How to Dub with Original Video Tone
In dubbing operations, we typically choose a fixed voice tone, such as "yunxi," "xiaoyi," or "解说小帅" (Explanation Little Handsome), and use only that voice tone throughout the entire dubbing process. However, for scenarios with multiple speakers, using a single voice tone may not be ideal. A better effect is to have each speaker correspond to a specific voice tone, preferably consistent with the voice tone of the speaker in the original video. For example, if Pigsy in the original video is speaking, and the translated English dub still maintains Pigsy's voice tone, then the original voice cloning function is needed.
Currently, the software supports three dubbing channels to achieve original voice cloning: clone-voice, CosyVoice, and F5-TTS.
Principle: When dubbing a segment (e.g., 00:00:03 --> 00:00:08), the original audio of that segment is first cut out, and the corresponding original text content and translated target text are obtained. These data are then sent to the dubbing channel, which generates the dubbing of the target text with reference to the voice tone of the original audio.
Using the clone-voice Dubbing Channel
You need to install the https://github.com/jianchang512/clone-voice project. After opening the project homepage, read the instructions carefully. You can deploy the clone-voice project using the source code. If you are using the Windows system, you can also find Releases (https://github.com/jianchang512/clone-voice/releases) in the middle on the right, download the integrated package directly, and double-click app.exe
to start it after downloading and unzipping.
When it shows that the startup is successful, fill in the default API address http://127.0.0.1:9988
into the video translation software's Menu--TTS Settings--Original Voice Cloning clone-voice http address. After testing that there are no problems, you can start using it.

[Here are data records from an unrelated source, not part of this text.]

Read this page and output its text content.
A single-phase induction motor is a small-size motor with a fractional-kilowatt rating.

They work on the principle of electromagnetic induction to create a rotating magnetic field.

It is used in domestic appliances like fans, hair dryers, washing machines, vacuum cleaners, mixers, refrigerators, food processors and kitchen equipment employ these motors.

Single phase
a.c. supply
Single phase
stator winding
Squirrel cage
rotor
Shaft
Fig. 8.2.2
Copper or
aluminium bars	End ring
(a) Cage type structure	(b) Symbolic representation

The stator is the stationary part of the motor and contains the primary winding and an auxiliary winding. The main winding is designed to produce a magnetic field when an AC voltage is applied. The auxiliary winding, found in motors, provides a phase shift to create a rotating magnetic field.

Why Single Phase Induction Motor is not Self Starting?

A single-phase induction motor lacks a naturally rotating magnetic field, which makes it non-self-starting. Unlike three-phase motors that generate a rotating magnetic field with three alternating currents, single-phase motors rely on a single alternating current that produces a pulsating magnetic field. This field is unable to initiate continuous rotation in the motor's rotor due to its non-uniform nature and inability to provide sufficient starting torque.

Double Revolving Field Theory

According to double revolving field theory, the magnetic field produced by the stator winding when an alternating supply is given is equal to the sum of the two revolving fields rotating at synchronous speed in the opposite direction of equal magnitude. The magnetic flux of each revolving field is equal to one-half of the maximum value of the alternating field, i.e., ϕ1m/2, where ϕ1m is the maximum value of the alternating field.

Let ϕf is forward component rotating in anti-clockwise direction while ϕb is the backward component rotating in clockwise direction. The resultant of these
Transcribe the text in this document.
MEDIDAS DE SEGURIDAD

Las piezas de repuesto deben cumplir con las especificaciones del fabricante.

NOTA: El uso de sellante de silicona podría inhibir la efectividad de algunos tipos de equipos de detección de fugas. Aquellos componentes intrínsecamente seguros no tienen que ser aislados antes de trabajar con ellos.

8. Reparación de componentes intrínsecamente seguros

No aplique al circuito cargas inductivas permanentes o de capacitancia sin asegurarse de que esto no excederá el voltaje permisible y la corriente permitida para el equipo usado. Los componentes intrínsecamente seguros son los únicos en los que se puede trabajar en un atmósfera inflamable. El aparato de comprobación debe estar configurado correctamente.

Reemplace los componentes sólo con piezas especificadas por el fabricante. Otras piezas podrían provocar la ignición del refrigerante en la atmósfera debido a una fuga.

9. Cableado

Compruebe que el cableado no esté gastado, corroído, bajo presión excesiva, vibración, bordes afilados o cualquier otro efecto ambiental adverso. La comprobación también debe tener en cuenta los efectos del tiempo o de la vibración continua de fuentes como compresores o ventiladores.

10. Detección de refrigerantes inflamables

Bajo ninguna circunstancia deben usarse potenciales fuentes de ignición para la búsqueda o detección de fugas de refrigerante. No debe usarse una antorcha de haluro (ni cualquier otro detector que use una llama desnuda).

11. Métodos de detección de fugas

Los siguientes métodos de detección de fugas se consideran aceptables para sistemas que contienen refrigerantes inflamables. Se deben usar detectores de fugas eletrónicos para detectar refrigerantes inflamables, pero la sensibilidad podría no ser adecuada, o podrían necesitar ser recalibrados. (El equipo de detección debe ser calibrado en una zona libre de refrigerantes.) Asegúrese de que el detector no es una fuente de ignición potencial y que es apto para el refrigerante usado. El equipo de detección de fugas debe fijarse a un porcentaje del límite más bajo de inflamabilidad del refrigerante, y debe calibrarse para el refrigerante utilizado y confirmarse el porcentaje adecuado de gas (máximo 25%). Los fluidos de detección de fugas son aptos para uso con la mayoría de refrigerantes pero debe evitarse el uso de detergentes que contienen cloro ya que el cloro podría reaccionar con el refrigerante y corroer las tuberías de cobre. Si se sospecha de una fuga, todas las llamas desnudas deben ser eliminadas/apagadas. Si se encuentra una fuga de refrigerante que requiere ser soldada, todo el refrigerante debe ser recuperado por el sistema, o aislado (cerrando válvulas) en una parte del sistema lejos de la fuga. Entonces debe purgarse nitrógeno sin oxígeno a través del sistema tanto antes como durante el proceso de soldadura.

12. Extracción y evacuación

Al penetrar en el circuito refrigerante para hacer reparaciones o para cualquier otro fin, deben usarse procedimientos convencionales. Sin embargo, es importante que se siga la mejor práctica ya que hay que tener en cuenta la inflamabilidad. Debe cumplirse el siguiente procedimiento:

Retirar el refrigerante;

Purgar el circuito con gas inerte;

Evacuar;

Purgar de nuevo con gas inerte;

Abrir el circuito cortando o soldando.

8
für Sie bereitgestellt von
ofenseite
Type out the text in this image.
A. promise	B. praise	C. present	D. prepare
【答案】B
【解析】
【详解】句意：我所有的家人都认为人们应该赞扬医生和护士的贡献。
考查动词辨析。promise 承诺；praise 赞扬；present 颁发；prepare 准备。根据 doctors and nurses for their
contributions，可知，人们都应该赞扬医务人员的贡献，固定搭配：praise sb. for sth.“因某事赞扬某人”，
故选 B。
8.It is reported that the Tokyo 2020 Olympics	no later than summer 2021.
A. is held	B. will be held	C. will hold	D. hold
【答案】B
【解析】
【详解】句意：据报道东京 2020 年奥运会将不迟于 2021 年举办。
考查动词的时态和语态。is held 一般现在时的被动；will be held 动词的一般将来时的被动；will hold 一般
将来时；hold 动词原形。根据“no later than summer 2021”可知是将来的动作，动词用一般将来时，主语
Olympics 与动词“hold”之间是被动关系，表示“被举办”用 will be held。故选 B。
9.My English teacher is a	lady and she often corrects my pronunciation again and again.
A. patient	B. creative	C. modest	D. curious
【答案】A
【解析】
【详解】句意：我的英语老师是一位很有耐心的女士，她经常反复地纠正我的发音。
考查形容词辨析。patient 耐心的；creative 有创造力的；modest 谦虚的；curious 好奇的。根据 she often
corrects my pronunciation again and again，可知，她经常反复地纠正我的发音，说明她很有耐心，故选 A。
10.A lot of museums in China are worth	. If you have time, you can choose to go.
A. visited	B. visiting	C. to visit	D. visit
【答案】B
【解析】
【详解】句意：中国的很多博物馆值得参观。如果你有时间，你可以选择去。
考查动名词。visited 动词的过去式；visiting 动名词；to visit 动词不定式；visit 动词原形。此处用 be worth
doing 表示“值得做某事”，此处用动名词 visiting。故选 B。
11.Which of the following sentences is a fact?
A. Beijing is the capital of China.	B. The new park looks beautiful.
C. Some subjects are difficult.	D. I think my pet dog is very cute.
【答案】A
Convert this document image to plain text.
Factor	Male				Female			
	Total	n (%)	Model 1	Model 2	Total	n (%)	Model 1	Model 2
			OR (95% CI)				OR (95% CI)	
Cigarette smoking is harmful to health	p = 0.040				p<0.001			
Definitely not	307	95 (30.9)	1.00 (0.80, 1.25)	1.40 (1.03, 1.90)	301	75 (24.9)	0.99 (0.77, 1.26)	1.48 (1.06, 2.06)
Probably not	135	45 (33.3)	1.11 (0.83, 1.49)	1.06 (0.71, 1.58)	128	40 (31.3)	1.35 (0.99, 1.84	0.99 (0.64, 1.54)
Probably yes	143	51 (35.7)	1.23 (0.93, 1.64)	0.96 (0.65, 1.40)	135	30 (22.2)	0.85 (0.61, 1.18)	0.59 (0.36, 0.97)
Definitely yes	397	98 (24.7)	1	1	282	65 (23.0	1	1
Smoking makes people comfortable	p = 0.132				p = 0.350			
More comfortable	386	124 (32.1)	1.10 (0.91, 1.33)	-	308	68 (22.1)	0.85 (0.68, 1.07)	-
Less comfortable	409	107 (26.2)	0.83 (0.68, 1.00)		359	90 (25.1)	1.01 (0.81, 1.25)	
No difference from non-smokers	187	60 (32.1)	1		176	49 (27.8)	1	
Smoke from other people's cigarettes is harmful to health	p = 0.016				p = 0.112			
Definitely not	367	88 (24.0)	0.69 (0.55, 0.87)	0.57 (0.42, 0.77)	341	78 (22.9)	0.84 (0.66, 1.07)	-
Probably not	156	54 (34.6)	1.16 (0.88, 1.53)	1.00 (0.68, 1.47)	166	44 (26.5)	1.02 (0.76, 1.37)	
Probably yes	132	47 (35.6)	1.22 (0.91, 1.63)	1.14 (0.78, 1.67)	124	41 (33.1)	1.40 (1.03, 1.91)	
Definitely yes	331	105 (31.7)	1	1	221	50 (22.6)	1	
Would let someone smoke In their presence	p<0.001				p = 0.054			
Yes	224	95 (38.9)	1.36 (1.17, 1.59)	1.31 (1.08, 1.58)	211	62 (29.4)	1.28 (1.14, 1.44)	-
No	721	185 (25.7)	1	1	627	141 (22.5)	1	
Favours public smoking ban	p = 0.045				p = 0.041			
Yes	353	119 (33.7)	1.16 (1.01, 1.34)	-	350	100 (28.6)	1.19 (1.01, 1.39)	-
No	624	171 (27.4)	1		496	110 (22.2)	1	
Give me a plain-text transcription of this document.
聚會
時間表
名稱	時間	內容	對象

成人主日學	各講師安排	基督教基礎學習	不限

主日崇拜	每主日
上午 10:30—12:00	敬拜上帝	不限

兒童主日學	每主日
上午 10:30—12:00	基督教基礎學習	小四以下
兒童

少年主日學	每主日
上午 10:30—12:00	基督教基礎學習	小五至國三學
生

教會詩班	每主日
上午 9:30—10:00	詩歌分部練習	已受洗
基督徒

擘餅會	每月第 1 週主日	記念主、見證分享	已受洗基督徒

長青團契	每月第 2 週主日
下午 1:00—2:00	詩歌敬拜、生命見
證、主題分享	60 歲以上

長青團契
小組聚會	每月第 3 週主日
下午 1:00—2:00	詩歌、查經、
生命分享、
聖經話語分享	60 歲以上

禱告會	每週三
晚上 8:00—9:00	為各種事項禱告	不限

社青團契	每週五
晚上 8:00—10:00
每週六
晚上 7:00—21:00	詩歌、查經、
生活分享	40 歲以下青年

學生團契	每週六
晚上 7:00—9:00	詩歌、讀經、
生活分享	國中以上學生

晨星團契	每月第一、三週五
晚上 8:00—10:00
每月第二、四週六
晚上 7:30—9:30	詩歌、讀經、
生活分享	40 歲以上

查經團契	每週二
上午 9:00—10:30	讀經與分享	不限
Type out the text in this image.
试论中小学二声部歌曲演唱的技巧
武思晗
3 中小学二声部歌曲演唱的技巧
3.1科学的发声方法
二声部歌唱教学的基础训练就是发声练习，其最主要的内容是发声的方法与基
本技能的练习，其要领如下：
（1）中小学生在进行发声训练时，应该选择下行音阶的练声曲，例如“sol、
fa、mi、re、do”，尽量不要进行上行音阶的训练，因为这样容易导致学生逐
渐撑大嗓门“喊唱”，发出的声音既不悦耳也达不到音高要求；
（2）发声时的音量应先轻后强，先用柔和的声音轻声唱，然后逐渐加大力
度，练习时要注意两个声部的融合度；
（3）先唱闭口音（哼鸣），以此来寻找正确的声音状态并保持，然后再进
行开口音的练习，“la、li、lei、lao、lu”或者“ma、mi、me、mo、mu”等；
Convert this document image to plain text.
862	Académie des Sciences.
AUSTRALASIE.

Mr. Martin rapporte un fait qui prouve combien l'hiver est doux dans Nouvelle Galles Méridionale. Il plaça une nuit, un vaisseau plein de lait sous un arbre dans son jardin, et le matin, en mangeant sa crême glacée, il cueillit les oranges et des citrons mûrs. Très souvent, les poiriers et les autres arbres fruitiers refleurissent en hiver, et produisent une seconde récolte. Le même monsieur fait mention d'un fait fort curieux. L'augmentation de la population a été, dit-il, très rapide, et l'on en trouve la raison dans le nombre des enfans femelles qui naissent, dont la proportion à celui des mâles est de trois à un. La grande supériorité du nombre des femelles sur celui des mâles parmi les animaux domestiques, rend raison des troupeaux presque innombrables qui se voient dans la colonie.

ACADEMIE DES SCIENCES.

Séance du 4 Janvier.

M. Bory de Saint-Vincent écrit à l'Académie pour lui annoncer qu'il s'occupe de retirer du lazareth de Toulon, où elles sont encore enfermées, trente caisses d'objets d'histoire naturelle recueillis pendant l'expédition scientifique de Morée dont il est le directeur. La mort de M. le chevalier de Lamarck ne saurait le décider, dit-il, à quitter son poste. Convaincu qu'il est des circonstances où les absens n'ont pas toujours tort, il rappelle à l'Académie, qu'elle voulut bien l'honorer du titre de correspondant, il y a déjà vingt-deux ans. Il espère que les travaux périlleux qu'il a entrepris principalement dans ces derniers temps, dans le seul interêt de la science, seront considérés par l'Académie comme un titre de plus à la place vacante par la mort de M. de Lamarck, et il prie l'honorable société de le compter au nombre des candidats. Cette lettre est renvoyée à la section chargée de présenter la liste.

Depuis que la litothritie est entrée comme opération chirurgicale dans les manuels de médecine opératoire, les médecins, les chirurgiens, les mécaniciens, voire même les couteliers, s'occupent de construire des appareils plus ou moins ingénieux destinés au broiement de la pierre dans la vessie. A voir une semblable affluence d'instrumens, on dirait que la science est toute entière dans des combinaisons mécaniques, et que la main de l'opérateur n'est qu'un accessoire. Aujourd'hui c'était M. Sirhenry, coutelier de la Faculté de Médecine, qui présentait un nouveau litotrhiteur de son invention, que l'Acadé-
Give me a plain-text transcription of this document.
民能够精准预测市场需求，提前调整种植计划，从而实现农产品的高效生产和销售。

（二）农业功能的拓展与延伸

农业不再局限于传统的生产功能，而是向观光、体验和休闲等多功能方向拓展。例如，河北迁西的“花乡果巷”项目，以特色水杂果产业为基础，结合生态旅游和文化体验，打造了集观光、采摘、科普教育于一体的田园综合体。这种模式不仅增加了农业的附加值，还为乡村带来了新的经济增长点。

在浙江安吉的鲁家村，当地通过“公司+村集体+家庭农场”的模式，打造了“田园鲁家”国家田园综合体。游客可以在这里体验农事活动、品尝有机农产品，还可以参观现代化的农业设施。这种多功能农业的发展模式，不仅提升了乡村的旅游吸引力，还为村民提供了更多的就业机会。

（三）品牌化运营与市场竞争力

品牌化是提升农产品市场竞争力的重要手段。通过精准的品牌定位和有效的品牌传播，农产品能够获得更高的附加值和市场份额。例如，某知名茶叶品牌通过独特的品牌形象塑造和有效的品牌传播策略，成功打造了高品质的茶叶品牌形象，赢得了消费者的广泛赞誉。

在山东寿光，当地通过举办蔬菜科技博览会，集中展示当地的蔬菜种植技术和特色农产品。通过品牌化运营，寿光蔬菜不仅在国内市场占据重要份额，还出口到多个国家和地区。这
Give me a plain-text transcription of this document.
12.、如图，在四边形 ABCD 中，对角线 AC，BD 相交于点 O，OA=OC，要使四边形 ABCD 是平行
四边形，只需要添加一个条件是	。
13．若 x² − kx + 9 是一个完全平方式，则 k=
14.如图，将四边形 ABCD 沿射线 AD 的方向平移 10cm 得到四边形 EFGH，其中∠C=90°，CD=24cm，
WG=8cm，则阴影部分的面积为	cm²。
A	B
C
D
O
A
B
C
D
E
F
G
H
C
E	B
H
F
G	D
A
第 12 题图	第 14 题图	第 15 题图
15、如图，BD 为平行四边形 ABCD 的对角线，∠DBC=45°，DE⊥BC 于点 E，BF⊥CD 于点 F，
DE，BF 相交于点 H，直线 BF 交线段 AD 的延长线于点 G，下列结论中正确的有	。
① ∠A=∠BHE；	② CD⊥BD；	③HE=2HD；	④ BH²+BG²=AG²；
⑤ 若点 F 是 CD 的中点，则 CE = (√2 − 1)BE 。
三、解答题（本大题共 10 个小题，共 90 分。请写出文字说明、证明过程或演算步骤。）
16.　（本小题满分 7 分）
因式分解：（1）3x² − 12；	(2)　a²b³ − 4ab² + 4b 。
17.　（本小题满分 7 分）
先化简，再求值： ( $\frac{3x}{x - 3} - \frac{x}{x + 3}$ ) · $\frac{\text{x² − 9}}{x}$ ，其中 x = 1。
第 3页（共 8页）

Using the CosyVoice Dubbing Channel
You also need to install the CosyVoice project. For installation instructions, see https://pyvideotrans.com/cosyvoice.html
Of course, you can also use a third-party integrated package, but the third-party integrated package does not support cloning voice tones, and only allows specifying a fixed audio.
After installing according to the tutorial, download the api.py
file from this address https://github.com/jianchang512/cosyvoice-api/blob/main/api.py and place it under the CosyVoice project, in the same directory as the webui.py file.
Then start api.py and fill in the API address into the video translation software's Menu--TTS Settings-CosyVoice API address, the default address is http://127.0.0.1:9233
Using the F5-TTS Dubbing Channel
You need to install the F5-TTS project. See https://pyvideotrans.com/f5tts.html for detailed installation instructions.
You can install it from the source code, or use an integrated package for Windows installation. After installation, double-click run-api.bat to start the API service, and then fill in the default address http://127.0.0.1:5010
into the video translation software menu - TTS settings - F5-TTS API address.
Select clone in the main interface's character selection to perform cloned voice dubbing.
Note that in addition to clone-voice supporting more than a dozen languages, F5-TTS and CosyVoice only support Chinese and English language cloning.
Multi-Character Dubbing
When only one video is selected for translation at a time, after the subtitle translation is completed and the pause button appears, click pause. In the subtitle area on the right, you can set a dubbing role for each subtitle individually, thereby achieving multi-character dubbing.
In the main interface's dubbing role, you need to select a default dubbing role. If you do not set it separately, all will use the default role.